There have been a lot of headlines about Brexit in the past few days. And the US markets have been active.
When there are questions about how my financial health is being affected by news events I turn to Carol Aderman, Abenaki Retirement and Investment Financial Advisor. Here is the letter I received from Carol and how she sees it.
The United Kingdom’s decision to leave the European Union rattled equites markets and current markets Friday. What should an investor do in its wake?
Perhaps nothing at all.
The Brexit is definitely momentous. It represents a crisis for the E.U., and it has already forced the resignation of the U.K. Prime Minister David Cameron. The U.K. will have to negotiate new trade agreements in the near future. Scotland and Northern Ireland (both of which voted against the Brexit) could seek to leave the U.K. in protest. Other nations could try to stage exits of their own, leaving the euro area even smaller and weaker.

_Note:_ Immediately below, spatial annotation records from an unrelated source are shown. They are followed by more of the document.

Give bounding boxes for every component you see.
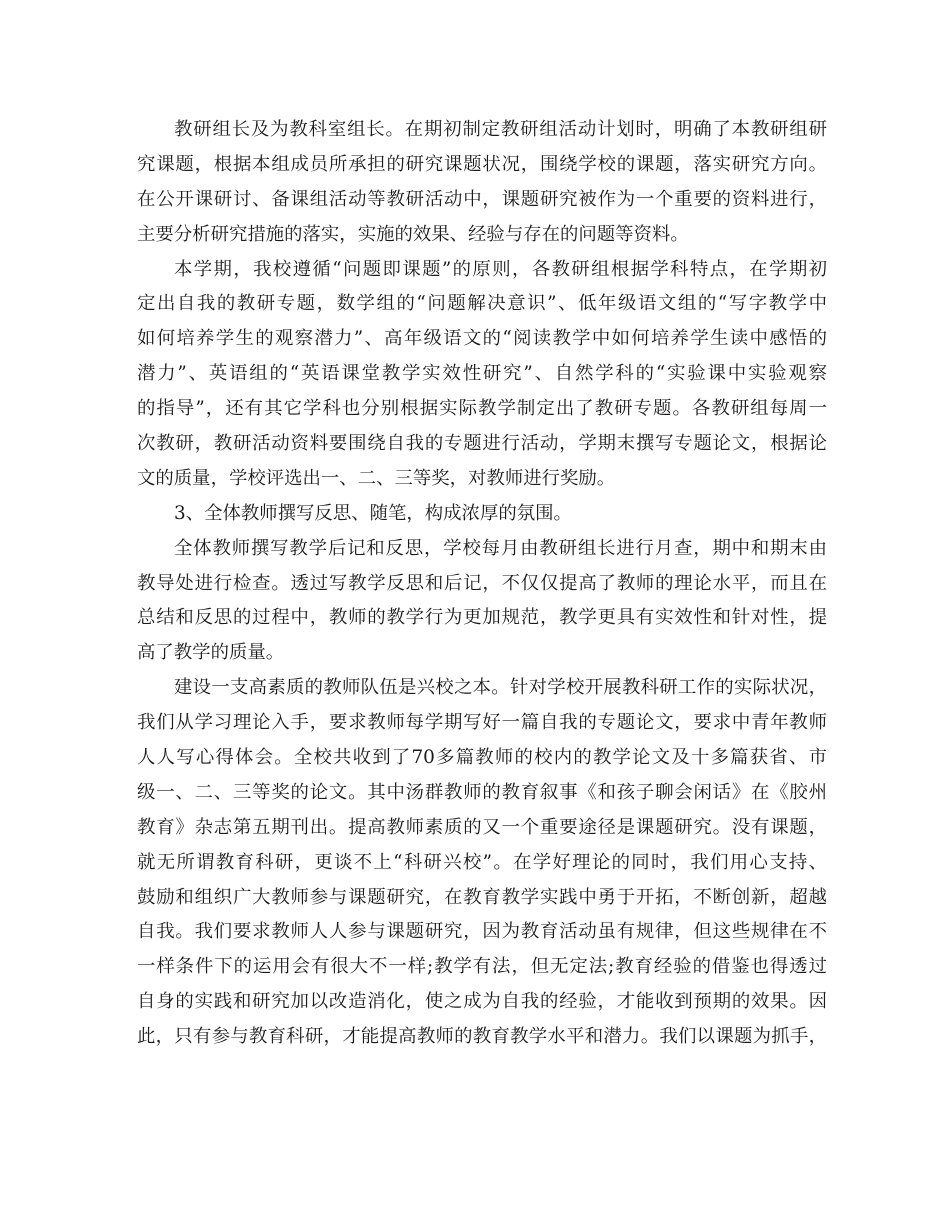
text-line: 教导处进行检查。透过写教学反思和后记，不仅仅提高了教师的理论水平，而且在: [137, 572, 827, 594]
text-line: 此，只有参与教育科研，才能提高教师的教育教学水平和潜力。我们以课题为抓手，: [137, 1026, 827, 1048]
text-line: 建设一支高素质的教师队伍是兴校之本。针对学校开展教科研工作的实际状况，: [174, 677, 827, 699]
text-line: 我们从学习理论入手，要求教师每学期写好一篇自我的专题论文，要求中青年教师: [137, 712, 827, 734]
text-line: 教育》杂志第五期刊出。提高教师素质的又一个重要途径是课题研究。没有课题，: [137, 816, 827, 838]
text-line: 本学期，我校遵循“问题即课题”的原则，各教研组根据学科特点，在学期初: [174, 258, 827, 280]
text-line: 教研组长及为教科室组长。在期初制定教研组活动计划时，明确了本教研组研: [174, 119, 827, 140]
text-line: 主要分析研究措施的落实，实施的效果、经验与存在的问题等资料。: [137, 223, 689, 245]
text-line: 自我。我们要求教师人人参与课题研究，因为教育活动虽有规律，但这些规律在不: [137, 921, 827, 943]
text-line: 在公开课研讨、备课组活动等教研活动中，课题研究被作为一个重要的资料进行，: [137, 188, 827, 210]
text-line: 的指导”，还有其它学科也分别根据实际教学制定出了教研专题。各教研组每周一: [137, 398, 827, 420]
text-line: 鼓励和组织广大教师参与课题研究，在教育教学实践中勇于开拓，不断创新，超越: [137, 886, 827, 908]
text-line: 自身的实践和研究加以改造消化，使之成为自我的经验，才能收到预期的效果。因: [137, 991, 827, 1013]
text-line: 潜力”、英语组的“英语课堂教学实效性研究”、自然学科的“实验课中实验观察: [137, 363, 827, 385]
text-line: 级一、二、三等奖的论文。其中汤群教师的教育叙事《和孩子聊会闲话》在《胶州: [137, 781, 827, 803]
text-line: 就无所谓教育科研，更谈不上“科研兴校”。在学好理论的同时，我们用心支持、: [137, 851, 827, 873]
text-line: 究课题，根据本组成员所承担的研究课题状况，围绕学校的课题，落实研究方向。: [137, 153, 827, 175]
text-line: 如何培养学生的观察潜力”、高年级语文的“阅读教学中如何培养学生读中感悟的: [137, 328, 827, 350]
text-line: 人人写心得体会。全校共收到了70多篇教师的校内的教学论文及十多篇获省、市: [137, 747, 827, 769]
text-line: 总结和反思的过程中，教师的教学行为更加规范，教学更具有实效性和针对性，提: [137, 607, 827, 629]
text-line: 定出自我的教研专题，数学组的“问题解决意识”、低年级语文组的“写字教学中: [137, 293, 827, 315]
text-line: 3、全体教师撰写反思、随笔，构成浓厚的氛围。: [174, 502, 572, 524]
text-line: 全体教师撰写教学后记和反思，学校每月由教研组长进行月查，期中和期末由: [174, 537, 827, 559]
body-text: [137, 113, 827, 1055]
text-line: 高了教学的质量。: [137, 642, 285, 664]
text-line: 一样条件下的运用会有很大不一样;教学有法，但无定法;教育经验的借鉴也得透过: [137, 956, 827, 978]
text-line: 文的质量，学校评选出一、二、三等奖，对教师进行奖励。: [137, 467, 616, 489]
text-line: 次教研，教研活动资料要围绕自我的专题进行活动，学期末撰写专题论文，根据论: [137, 433, 827, 455]
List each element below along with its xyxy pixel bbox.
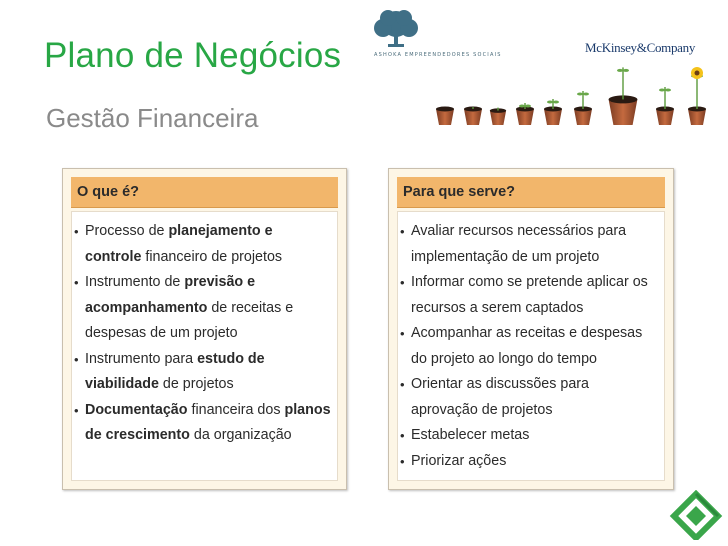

We have seen significant turbulence as an effect on the vote and that volatility may impact the market for days, perhaps weeks as the Brexit story continues to unfold. Households investing and saving for retirement and other long-run financial objectives should view the turbulence with an understanding that it is a short-run market disruptor, not the state of the market for years to come.
The Brexit will be gradually negotiated over a period of two years, perhaps longer. So in the interim, the U.K. will stay in the E.U’s free trade zone, and corporations doing business in the U.K. and the euro area will remain focused on revenues and profits.*
Retirement savers should not react to the Brexit emotionally. Institutional investors may buy on the dip. Central banks can certainly act, if needed, to stabilize the financial markets. The Federal Reserve may refrain from raising rates for some time – in fact, after the Brexit vote, traders put low odds on a 2016 rate hike.**
If you look up the word “momentous” in a dictionary, you will see it defined as an event of great importance or significance, especially with regard to the future. Then root of “momentous”, however, is the word “moment”, meaning something fleeting, temporary, and brief. All that is worth remembering; this moment, too, shall pass.